Film Review

Harry Potter Goes Out with a Bang

It’s a visually stunning, emotionally satisfying end to the decade-long series.

By Laura Dannen July 15, 2011

Photo courtesy Warner Bros.

Curtain call Emma Watson, Rupert Grint, and Daniel Radcliffe in their final Potter film.

It’s a war movie, they told us—the final film of the decade-long Harry Potter series was always going to end with the battle for Hogwarts. With Harry looking death and Lord Voldemort squarely in the face, with good (hopefully) triumphing over evil. That was how it had to be. Harry Potter made his big-screen debut just two months after 9/11— when our nation needed a charming 11-year-old with big, round glasses to be brave for us all. Since then, we’ve watched its stars—Daniel Radcliffe, Rupert Grint, and Emma Watson—grow from cherubs to gangly teens to surprisingly well-adjusted twentysomethings, tasked with driving our escape vehicle without ever having a license. The ride is finally over—but they sure finished in style.

While the later Potter films have only dabbled with 3D, Harry Potter and the Deathly Hallows: Part 2 is sparks-flying spectacle from beginning to end. It picks up right where Part 1 left off, and if you don’t know where that is, director David Yates isn’t telling. In a recent Entertainment Weekly interview, the filmmakers admitted the price of admission is knowing what happened in the first seven films. Not to say that this movie is for the uber-fans: There are plenty of Potter readers who will bemoan differences in the final act (which I’ll bemoan in a minute), but on its own—free from comparison with all seven bestselling books and another seven movies that brought in roughly $300 million each— Hallows: Part 2 is a visually stunning, emotionally satisfying finale.

It opens briskly: Within the first 15 minutes, Harry, Ron, and Hermoine have already snuck into Gringotts Wizarding Bank to steal one of the remaining Horcruxes, and blasted out of the cavernous underground vaults on the back of a blind, albino dragon. Yeah, it only gets crazier from there. Yates conducts a chilling battle sequence at the Hogwarts School: Walls crumble, children run screaming or fall prey to a werewolf, bridges explode, giants swing battleaxes. Beloved characters start dying. There’s triumph as Maggie Smith’s tough-as-nails Professor McGonagall magics an army of stone knights into locomotion; there’s terror as the Dark Lord-as-general whispers his demands loudly in everyone’s ear, like a devil on their shoulder. But the film really excels when it slows down and gives Potter’s veteran cast of British thespians—namely Alan Rickman as Professor Snape—the chance to show off. The muffled sobs in the audience started with Snape’s final scene, when his true motives are revealed, and only got louder when Harry marches to the Forbidden Forest to give himself up to Lord Voldemort.

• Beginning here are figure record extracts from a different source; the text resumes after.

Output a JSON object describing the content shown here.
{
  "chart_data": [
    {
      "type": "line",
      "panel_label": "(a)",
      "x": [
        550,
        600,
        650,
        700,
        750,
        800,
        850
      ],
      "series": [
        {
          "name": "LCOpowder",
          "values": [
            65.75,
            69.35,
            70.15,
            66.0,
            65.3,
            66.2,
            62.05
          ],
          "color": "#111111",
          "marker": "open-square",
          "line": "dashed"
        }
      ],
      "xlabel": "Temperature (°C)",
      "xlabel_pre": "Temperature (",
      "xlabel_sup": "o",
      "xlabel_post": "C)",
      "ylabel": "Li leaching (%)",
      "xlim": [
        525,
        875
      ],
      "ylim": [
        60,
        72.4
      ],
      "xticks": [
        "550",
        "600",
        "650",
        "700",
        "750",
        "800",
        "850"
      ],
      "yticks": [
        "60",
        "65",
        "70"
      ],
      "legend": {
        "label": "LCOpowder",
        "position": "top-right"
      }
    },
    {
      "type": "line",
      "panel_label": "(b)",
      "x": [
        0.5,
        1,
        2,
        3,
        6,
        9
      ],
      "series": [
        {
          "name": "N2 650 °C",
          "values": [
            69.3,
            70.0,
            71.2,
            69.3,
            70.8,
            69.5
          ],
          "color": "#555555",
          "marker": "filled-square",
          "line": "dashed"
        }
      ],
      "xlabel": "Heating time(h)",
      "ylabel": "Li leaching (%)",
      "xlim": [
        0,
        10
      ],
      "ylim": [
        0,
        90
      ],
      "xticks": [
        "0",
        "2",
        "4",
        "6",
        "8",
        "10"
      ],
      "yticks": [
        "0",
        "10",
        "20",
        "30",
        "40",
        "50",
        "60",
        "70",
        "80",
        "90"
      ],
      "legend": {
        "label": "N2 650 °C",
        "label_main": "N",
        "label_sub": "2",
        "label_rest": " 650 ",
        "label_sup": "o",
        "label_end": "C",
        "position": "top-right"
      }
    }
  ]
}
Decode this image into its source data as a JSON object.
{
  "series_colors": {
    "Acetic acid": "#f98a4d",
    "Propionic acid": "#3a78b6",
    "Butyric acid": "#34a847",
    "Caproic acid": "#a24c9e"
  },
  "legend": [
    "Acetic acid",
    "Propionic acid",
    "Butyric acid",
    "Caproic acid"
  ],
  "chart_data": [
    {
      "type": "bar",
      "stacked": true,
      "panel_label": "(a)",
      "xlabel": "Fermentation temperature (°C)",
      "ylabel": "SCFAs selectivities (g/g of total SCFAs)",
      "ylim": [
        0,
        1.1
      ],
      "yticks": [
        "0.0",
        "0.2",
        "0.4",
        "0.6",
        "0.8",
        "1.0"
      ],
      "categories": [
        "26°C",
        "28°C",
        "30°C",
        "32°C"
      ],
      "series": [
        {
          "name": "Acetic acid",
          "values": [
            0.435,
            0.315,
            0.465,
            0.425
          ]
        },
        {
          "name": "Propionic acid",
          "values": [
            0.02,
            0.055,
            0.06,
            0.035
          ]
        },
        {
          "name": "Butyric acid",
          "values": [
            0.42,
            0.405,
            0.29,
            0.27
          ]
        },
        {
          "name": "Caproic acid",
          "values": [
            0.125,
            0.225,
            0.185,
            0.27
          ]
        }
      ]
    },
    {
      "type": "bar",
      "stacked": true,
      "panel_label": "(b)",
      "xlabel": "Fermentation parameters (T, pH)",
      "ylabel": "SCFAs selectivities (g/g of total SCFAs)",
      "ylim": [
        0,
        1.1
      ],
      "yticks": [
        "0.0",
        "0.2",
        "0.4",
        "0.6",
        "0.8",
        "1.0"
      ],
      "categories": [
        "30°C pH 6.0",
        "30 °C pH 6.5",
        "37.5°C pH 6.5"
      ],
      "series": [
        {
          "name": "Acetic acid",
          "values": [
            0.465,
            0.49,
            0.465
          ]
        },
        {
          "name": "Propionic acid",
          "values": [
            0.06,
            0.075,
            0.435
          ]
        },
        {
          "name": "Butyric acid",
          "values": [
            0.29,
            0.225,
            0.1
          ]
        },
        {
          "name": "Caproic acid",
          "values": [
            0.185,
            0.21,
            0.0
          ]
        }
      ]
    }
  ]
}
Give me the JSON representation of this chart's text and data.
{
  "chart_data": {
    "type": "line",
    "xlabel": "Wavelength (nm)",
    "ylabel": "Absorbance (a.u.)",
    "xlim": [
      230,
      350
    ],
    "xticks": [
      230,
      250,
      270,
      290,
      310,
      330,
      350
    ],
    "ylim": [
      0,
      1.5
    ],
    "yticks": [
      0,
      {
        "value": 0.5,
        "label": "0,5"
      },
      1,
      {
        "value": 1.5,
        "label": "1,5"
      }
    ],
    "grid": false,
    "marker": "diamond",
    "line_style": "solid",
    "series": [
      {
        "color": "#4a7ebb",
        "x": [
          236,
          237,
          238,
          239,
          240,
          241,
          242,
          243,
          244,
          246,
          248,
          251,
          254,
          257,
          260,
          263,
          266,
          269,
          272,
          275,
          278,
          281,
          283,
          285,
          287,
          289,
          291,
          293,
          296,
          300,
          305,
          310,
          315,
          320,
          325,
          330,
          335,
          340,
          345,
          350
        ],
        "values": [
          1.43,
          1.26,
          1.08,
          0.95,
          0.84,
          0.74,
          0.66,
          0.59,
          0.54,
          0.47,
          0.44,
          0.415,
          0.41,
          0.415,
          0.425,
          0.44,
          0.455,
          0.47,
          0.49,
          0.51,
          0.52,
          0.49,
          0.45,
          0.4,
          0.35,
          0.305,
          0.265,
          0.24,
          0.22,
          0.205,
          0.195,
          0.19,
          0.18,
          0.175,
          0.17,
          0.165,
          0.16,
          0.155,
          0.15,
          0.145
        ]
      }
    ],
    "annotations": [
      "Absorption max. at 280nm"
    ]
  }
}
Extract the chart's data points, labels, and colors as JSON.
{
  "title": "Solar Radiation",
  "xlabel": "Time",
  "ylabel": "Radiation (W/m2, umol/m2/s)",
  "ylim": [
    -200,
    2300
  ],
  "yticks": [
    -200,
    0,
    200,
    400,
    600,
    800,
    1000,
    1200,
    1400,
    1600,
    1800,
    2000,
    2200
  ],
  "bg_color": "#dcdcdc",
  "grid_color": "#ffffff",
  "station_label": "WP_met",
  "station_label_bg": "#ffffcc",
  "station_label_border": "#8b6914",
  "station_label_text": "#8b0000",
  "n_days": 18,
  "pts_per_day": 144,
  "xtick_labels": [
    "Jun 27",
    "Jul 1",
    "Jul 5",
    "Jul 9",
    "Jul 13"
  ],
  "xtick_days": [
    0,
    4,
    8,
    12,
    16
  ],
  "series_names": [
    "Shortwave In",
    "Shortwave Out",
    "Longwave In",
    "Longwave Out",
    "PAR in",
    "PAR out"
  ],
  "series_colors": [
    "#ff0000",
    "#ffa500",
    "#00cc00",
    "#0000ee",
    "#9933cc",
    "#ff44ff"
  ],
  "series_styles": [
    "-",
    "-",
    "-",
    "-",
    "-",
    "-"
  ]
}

Unfortunately, the final act sacrifices story for special effects. The scene where Neville destroys the snake Nagini? When Mrs. Weasley duels with Bellatrix Lestrange? They feel more like jokes, nods to the book readers, rather than moments for the characters to show how brave they, too, have become. It’s a bit less terrifying than Deathly Hallows: Part 1. In the end, Yates reminds us that it’s still mostly children fighting a man’s war—and mostly children filling the theater.

Harry Potter and the Deathly Hallows: Part 2 is in theaters July 15.